For the past three years, every time I heard someone talking about their path to success – understanding success as something utopic and unachievable – they always shared a magic recipe: hard work, perseverance, resilience, don’t be afraid of failure, a little bit of luck here and there, and their MENTORS. Most of these successful people even dared to comment that both good and bad mentors had a incredible influence on their careers, letting them grow in several inexplicable ways.

What is a mentor and why is one so relevant?

We can blame Homer for this (the Greek one, I mean). In Homer’s Odyssey, Mentor was Odysseus’ best friend, who taught and instructed his son Telemachus, while Odysseus was away fighting against cool mythological creatures. But, don’t get me wrong, a mentor is not a teacher, not a coach or a counselor, not a friend, and not even an oracle. However, any of them can be your mentor. Easy, isn’t it?

A mentor is someone who helps you advance in your career, someone who gives you advice from the knowledge of a more senior position or a higher expertise in a matter. A good mentor gives you free will to take his/her advice into consideration, leading you but not imposing on you. A mentor-mentee relationship grows with dedication and trust, and it is founded in communication and in a deep knowledge of both side’s expectations.

How can you find the right mentor?

Sometimes the mentor will find you or he/she will come with the job position, sometimes not. You have to be adventurous  and proactive, seek for advice and get outside your comfort zone. Grab your map, your binnacle, your compass and get ready to sail. As Homer wrote, “When you set out on your journey to Ithaca, pray that the road is long, full of adventure, full of knowledge.” Define your short-term and long-term goals, break them down into the steps and skills you need to take, ét voila, you have your mentorship wish-list. For example, if you are following an academic career and are willing to switch gears and explore other scientific fields, find a mentor in that field who can help you navigate those new and inscrutable waters.
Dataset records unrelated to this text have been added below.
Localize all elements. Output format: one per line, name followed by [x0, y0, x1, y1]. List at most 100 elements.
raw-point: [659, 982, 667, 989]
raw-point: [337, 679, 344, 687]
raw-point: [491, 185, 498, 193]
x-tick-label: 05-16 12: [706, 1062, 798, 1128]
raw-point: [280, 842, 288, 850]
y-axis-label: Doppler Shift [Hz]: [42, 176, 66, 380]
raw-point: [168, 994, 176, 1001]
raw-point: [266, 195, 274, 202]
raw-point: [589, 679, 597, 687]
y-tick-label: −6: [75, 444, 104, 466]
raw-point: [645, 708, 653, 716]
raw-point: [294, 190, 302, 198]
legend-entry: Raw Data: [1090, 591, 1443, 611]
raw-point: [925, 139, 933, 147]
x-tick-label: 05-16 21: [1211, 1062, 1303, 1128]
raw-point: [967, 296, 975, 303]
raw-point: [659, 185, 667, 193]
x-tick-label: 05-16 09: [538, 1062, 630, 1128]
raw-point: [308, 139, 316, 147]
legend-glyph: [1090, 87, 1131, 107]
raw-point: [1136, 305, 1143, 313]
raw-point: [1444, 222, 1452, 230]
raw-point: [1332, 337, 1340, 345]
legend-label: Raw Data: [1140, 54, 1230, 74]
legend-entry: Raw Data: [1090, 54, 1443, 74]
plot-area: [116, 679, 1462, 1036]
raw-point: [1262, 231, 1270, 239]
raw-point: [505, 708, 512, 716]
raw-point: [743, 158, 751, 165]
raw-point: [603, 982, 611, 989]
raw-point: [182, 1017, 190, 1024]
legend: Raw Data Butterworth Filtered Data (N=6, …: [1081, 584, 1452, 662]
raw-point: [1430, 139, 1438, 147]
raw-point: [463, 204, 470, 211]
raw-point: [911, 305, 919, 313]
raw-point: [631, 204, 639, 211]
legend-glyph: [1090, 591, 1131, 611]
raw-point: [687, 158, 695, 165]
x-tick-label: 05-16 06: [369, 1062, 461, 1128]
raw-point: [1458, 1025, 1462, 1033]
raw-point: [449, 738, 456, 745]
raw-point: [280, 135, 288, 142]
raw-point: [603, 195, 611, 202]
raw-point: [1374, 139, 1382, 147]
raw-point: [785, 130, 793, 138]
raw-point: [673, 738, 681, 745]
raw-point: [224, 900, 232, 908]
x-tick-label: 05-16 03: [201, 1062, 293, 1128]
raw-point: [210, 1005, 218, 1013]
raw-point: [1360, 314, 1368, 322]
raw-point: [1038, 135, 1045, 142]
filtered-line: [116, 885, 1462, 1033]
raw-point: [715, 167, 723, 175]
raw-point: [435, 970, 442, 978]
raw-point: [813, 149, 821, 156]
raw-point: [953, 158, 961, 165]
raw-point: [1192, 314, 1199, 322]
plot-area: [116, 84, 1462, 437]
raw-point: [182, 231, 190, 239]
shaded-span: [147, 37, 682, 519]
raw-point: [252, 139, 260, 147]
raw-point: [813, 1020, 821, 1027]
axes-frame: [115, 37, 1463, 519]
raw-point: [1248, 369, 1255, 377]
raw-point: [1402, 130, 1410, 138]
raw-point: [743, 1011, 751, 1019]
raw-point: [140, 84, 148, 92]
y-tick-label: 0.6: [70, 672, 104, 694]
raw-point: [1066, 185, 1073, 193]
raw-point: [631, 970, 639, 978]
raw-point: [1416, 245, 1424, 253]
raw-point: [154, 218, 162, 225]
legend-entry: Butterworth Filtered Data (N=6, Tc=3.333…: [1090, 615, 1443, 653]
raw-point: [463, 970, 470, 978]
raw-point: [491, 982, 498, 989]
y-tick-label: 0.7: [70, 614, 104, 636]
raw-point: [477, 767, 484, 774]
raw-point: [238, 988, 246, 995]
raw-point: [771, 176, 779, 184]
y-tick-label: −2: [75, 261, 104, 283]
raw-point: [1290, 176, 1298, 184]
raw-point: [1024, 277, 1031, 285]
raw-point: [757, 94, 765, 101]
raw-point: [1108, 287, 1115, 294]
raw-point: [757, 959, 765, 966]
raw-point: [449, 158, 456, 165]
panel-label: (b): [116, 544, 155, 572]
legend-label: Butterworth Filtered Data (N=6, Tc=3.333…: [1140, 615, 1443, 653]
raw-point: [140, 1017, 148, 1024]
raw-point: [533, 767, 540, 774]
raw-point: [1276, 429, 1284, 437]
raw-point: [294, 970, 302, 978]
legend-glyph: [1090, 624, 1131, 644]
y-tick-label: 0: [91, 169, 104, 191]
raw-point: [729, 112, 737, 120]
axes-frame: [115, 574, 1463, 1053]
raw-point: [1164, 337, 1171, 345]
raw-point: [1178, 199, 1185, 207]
To get the right mentor you cannot stay in a safe harbor waiting for them to find you. Get out there and explore, do your homework and take advantage of networking opportunities in your institution, conferences, or any other kind of meetups. Be aware that time is precious for mentors, but they would happily share it with you if you are clear in your expectations and show commitment. You may want to design a working plan together and set up some rules to define your relationship: frequency of your meetings, type of meetings (online, in person, email), and how to measure accountability of your progress.

Remember, before you start your next odyssey, wherever the trip takes you, ensure you have the right mentors, enjoy your sail and make it to port safe and sound.

Godspeed!

“The mind is not a vessel to be filled, but a fire to be kindled.”